Avec Médhermione -12 mois de voyages et d'aventures en tous genres- nous passons à la vitesse supérieure. Notre petite expérience est plutôt rassurante. Nous appréhendons plus sereinement la traversée de l'Atlantique, du moins dans le sens est-ouest. En revanche les étapes qui amorceront le retour, Halifax vers St Pierre et Miquelon en juillet 2015 puis vers les Açores,  risquent d'être assez musclées. Quelques séances sportives imaginées par l'association des G.O. locaux : Eole, surentraîné en fin de saison, son acolyte Poséidon, promoteur de montagnes russes, et les grands bancs, drapés dans leurs brouillards tenaces,  ne sont pas à exclure ! Mais d'ici là nous serons amarinés et de bons moments sont inscrits au programme pour les mois à venir : soleil, baignades, navigations exotiques nous permettront de supporter  les caprices que la météo s'octroiera (hydro-jets à l'eau de mer, hydromassages surprises).  Nous espérons couler des jours agréables, pas forcément tranquilles car Neptune a ses raisons que la raison ne connaît pas.  Entre les îles de l'arc antillais,  la mer est rarement d'huile, contrairement aux clichés véhiculés par les voyagistes.

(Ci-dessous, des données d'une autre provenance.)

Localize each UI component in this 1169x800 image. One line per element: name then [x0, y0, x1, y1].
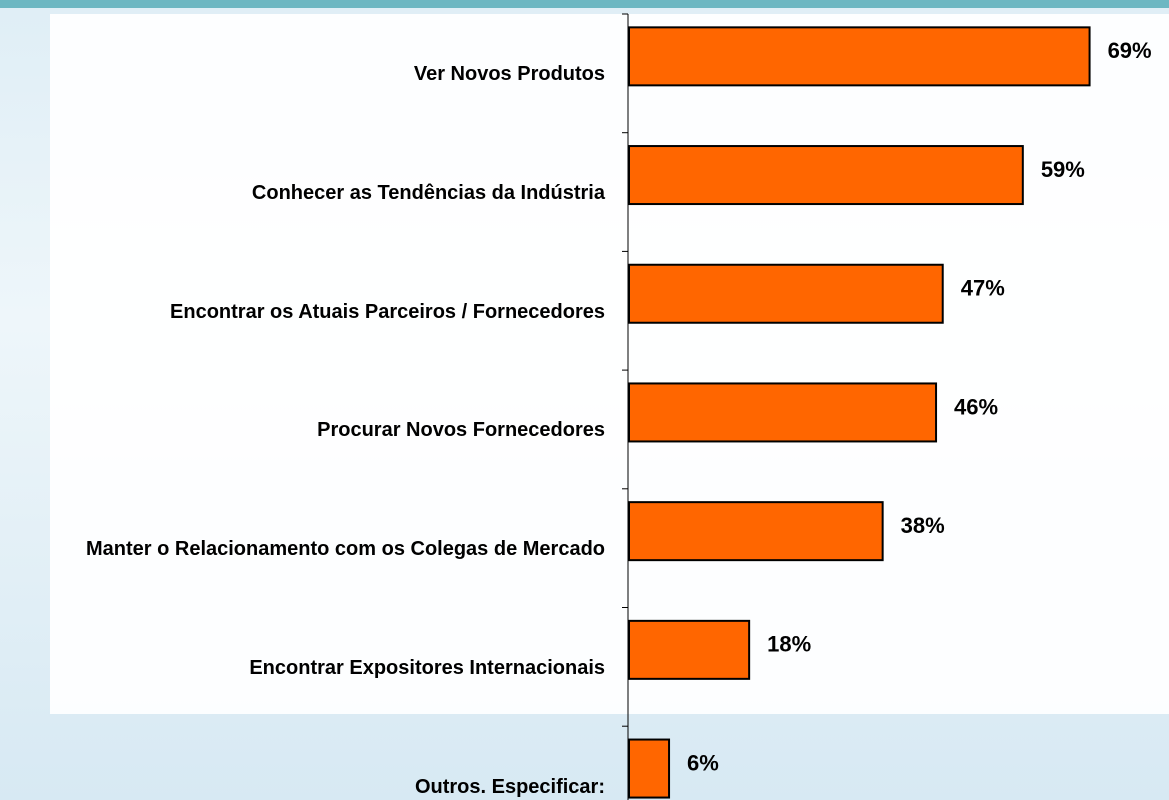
bar — [628, 263, 944, 324]
top-strip — [0, 0, 1169, 8]
value-label: 69% — [1108, 38, 1152, 63]
category-label: Encontrar os Atuais Parceiros / Forneced… — [170, 300, 605, 323]
panel — [50, 14, 1169, 714]
bar — [628, 382, 938, 443]
category-label: Conhecer as Tendências da Indústria — [251, 182, 605, 205]
value-label: 59% — [1041, 157, 1085, 182]
bar — [628, 619, 751, 680]
category-label: Ver Novos Produtos — [413, 63, 605, 86]
value-label: 47% — [961, 276, 1005, 301]
value-label: 46% — [954, 394, 998, 419]
bar — [628, 738, 671, 799]
value-label: 18% — [767, 632, 811, 657]
bar — [628, 501, 884, 562]
value-label: 6% — [687, 750, 719, 775]
category-label: Outros. Especificar: — [414, 775, 605, 798]
bar — [628, 145, 1024, 206]
category-label: Manter o Relacionamento com os Colegas d… — [85, 538, 605, 561]
category-label: Encontrar Expositores Internacionais — [249, 656, 605, 679]
bar — [628, 26, 1091, 87]
value-label: 38% — [901, 513, 945, 538]
category-label: Procurar Novos Fornecedores — [317, 419, 605, 442]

Les 11 et 12 octobre, la ville de Toulon et le club nautique de la marine feront honneur aux Médhermionistes, enfin à une poignée d'entre-eux (6 voiliers sur les 17 participants) qui  représenteront la flottille. 11 irréductibles n'ont pas résisté à l'appel du large et ont largué les amarres en avance de phase. Un choix  justifié par l'envie de flâner avant le regroupement de la flottille à Lanzarote, aux îles Canaries. Ce temps glané devrait notamment nous permettre d'adapter nos périodes de navigation à la météo. Pourquoi subir le mauvais temps si aucune contrainte ne le justifie ?

Philéas n'est pas le premier à laisser Toulon derrière lui. En ce début du mois de septembre les appareillages se succèdent, AlexMarie depuis le Canet  du Roussillon (actuellement en escale aux Baléares), Atène et son équipage familial suivi par Teranga samedi après midi. Abalone et Philéas ont synchronisé leurs jour et heure de départ. Nous retrouverons probablement l'un ou l'autre au hasard d'une escale. 

Notre intention est de rejoindre Carthagène sans faire escale aux Baléares, si le vent nous est favorable bien entendu, puis de faire route vers Madère avec un arrêt à Gibraltar. Le skipper voue une affection particulière à cette ville très "british".



Nous vous donnons rendez-vous à Carthagène.